The leader stopped beside Carter... and thrust the M9 down at her.  Jack saw his Major freeze, her eyes regarding the weapon with raw hunger but sensing the evident trap.  Her hands, resting atop her knees, clenched into fists.

"Take it," said the Jaffa.  It was the first time since their capture that he had spoken, and Jack was mildly surprised to realize that his voice was just as rough and guttural as it had seemed before.  Not in any natural way, not like someone with a hoarse throat or a glottal accent, but the voice of a man injured and maybe even tortured until his vocal chords were as feeble as a guitar with supine strings.  Slowly, Carter reached up and took the gun from him, setting it back in her lap with her finger on the trigger guard, not making any quick movements but quite obviously waiting for just the right moment to do so.  Jack knew he should be watching too, but his paranoia at this turn of events occupied his entire mind... or what was left of it.
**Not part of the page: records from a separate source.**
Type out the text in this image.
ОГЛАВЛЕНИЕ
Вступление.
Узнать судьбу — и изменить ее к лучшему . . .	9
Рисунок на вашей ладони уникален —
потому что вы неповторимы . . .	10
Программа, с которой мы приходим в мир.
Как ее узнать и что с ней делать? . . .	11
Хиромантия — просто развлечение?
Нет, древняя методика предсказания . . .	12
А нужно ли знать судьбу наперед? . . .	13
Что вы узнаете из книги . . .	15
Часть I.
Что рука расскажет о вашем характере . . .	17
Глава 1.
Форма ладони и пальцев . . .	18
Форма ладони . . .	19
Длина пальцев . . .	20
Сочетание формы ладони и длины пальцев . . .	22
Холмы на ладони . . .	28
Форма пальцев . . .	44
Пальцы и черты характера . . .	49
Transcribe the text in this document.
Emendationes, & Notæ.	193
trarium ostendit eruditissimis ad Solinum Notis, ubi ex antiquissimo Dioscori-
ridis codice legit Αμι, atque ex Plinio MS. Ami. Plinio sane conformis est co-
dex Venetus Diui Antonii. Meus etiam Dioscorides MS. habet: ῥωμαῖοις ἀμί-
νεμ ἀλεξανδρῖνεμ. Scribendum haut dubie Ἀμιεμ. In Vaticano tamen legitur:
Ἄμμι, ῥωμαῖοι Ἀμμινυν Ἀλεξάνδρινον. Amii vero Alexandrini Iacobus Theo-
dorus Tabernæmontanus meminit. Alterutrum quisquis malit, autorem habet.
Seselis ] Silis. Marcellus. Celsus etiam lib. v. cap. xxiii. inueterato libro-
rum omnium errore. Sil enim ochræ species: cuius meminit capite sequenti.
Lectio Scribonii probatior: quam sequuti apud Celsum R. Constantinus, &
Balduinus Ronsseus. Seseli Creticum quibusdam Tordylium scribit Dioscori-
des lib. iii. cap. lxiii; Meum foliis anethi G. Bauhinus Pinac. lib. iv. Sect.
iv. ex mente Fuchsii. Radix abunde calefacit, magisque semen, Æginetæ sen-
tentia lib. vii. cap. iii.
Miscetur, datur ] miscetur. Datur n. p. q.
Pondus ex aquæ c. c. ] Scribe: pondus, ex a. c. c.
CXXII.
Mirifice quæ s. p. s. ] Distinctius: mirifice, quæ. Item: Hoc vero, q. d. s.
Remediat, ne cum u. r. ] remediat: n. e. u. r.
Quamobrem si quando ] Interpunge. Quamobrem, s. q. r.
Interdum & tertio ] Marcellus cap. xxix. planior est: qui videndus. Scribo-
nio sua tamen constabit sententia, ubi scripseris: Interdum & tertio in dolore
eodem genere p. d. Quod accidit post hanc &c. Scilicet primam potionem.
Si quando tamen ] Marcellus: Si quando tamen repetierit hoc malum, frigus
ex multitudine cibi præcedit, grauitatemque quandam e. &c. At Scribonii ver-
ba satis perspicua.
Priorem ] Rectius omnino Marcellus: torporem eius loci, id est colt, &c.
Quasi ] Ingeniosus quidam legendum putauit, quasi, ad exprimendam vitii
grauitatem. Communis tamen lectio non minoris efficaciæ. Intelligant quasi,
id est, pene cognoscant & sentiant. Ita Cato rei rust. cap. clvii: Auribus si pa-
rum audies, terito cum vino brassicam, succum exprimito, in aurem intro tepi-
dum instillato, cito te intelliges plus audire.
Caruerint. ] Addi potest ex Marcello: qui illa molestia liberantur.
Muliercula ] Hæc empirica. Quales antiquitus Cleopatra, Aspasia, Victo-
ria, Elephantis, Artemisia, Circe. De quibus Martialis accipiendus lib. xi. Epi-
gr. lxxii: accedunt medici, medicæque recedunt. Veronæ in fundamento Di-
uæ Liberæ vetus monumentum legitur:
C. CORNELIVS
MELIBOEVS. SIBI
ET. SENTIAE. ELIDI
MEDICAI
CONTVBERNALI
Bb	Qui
The leader favored his colleagues with an impish grin, and then demanded, in his tires-over-gravel voice, "Shoot him."

The audience of Jaffa chortled wildly, looking at each other and their brilliant boss in delight.  What a wonderful idea! said their expressions.  What fun this will be!  "Him," said the leader again, pointing a stubby, square-tipped finger at Jack, who felt sick fear and even sicker relief rush through him.  The Jaffa all but giggled like schoolchildren.

Eyes flashing in ill-hidden disgust, Carter set her jaw determinedly and let her hands go slack.  The handgun tumbled from her limp fingers onto the ground, sending a slight puff of dust into the air.  The Jaffa appeared ready to boo in protest, and they looked towards their leader in desperation, pleading with their eyes for him to get the stubborn female to cooperate.  His flat face contorted in annoyance, and in one fluidly powerful movement he brought the business end of the P90 around to bear directly at her head.  As a soldier of some anonymous Goa'uld, he must have seen the weapon in use and had taken good notes.  "Pick it up!" he demanded, flecks of spittle appearing on his thin, pale lips.  "Now!  Do it or suffer the consequences!"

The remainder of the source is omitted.